In Scotland we have the Greylag goose and the Pink footed goose as regular residents. They visit Scotland in the winter time, and then range throughout the Highlands with concentrations in the Central belt and up the east coast. We operate in the Aberdeenshire, which is according to us, the best area for shooting geese. Geese like to use an area to roost (sleep) overnight. These are normally areas that have been used for many years, and because of this they will be used by large numbers of geese. With this kind of movement back and forth, some territories will set hunters up on the flight line in, or out, of the roost site.
- Geese hunting in Scotland is normally conducted a good distance away from the actual site, so that the birds are not disturbed so much that they will leave the area altogether. This kind of hunting largely depends on windy weather keeping the birds low and, of course, the chance that the geese come your way.
- We also make use of decoys. Your guide will be watching the geese feeding areas before you arrive, and he will then take you to the best areas to set you up in a hide with decoys already in the field. Then it is a matter of waiting for the birds to come. Remember this is conducted in the winter time and can be very cold, so make sure you have warm hunting gear on and good shooting gloves. You will hear the geese long before you see them, and if everything works out right they will then come to your decoys and give you a shot. Hopefully the geese will come in many groups, thereby giving you better shooting.
Whichever way you choose to get involved with geese hunting in Scotland the sound of the geese approaching is very exciting. Your guide will have spoken to you beforehand and given you advice on where they may come from, and when it is best to shoot. The geese are all wild birds, so remember to keep well down until they are within range.

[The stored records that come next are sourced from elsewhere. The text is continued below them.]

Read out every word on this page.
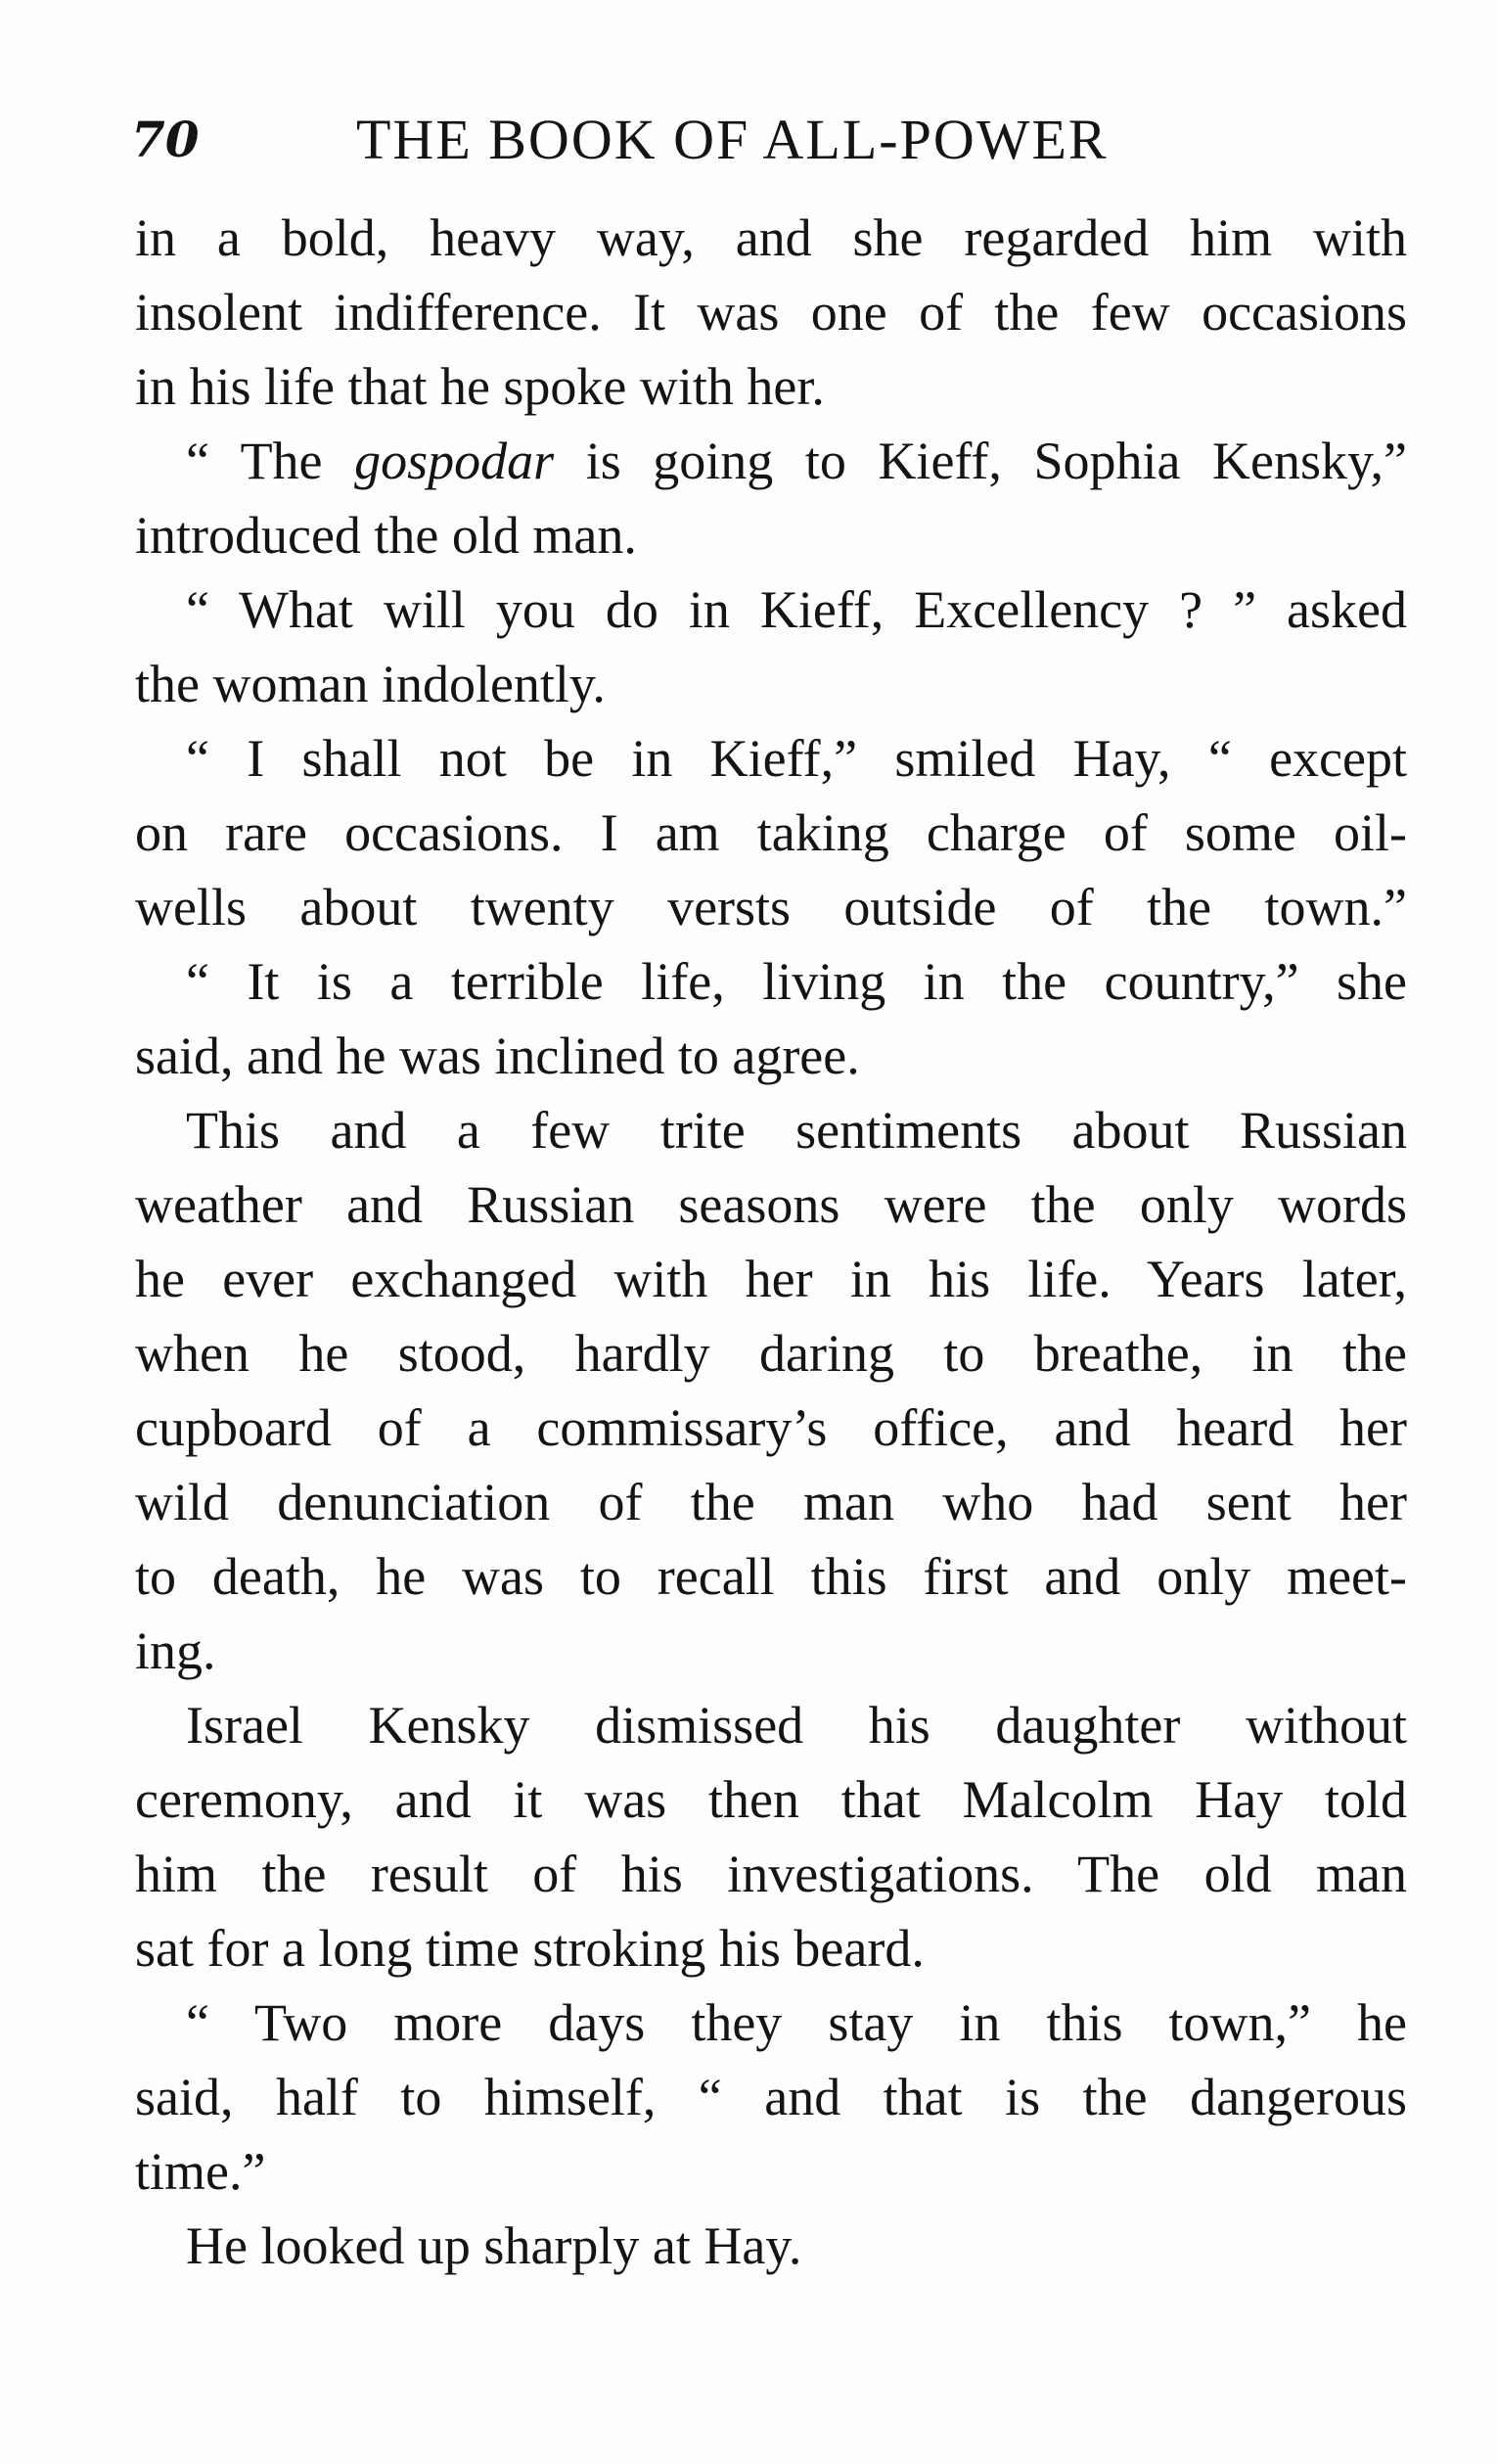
70	THE BOOK OF ALL-POWER
in a bold, heavy way, and she regarded him with
insolent indifference. It was one of the few occasions
in his life that he spoke with her.
“ The gospodar is going to Kieff, Sophia Kensky,”
introduced the old man.
“ What will you do in Kieff, Excellency ? ” asked
the woman indolently.
“ I shall not be in Kieff,” smiled Hay, “ except
on rare occasions. I am taking charge of some oil-
wells about twenty versts outside of the town.”
“ It is a terrible life, living in the country,” she
said, and he was inclined to agree.
This and a few trite sentiments about Russian
weather and Russian seasons were the only words
he ever exchanged with her in his life. Years later,
when he stood, hardly daring to breathe, in the
cupboard of a commissary’s office, and heard her
wild denunciation of the man who had sent her
to death, he was to recall this first and only meet-
ing.
Israel Kensky dismissed his daughter without
ceremony, and it was then that Malcolm Hay told
him the result of his investigations. The old man
sat for a long time stroking his beard.
“ Two more days they stay in this town,” he
said, half to himself, “ and that is the dangerous
time.”
He looked up sharply at Hay.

After shooting geese we go rough shooting in the afternoon, pheasants, hares, partridges, rabbits, woodcocks and then evening flight on ducks and geese. The main type of duck hunting in Scotland takes place around flight ponds. The gamekeeper for the area will feed these flight ponds every day. The ducks do not live on these ponds, but fly in from the surrounding countryside as the day comes to an end. The flight pond will have butts set in place around it, with hunters sitting in these butts as they wait for the ducks to start “flighting in”.
Duck hunting in Scotland can be an exciting evening of sport, as the targets will be coming from all directions. Some might already be flying fast, but once a shot is fired they will accelerate even more to get away. A hunter has to be a good shot to bring down a duck and, depending on the locality, “flighting” can produce different species of ducks in a single evening.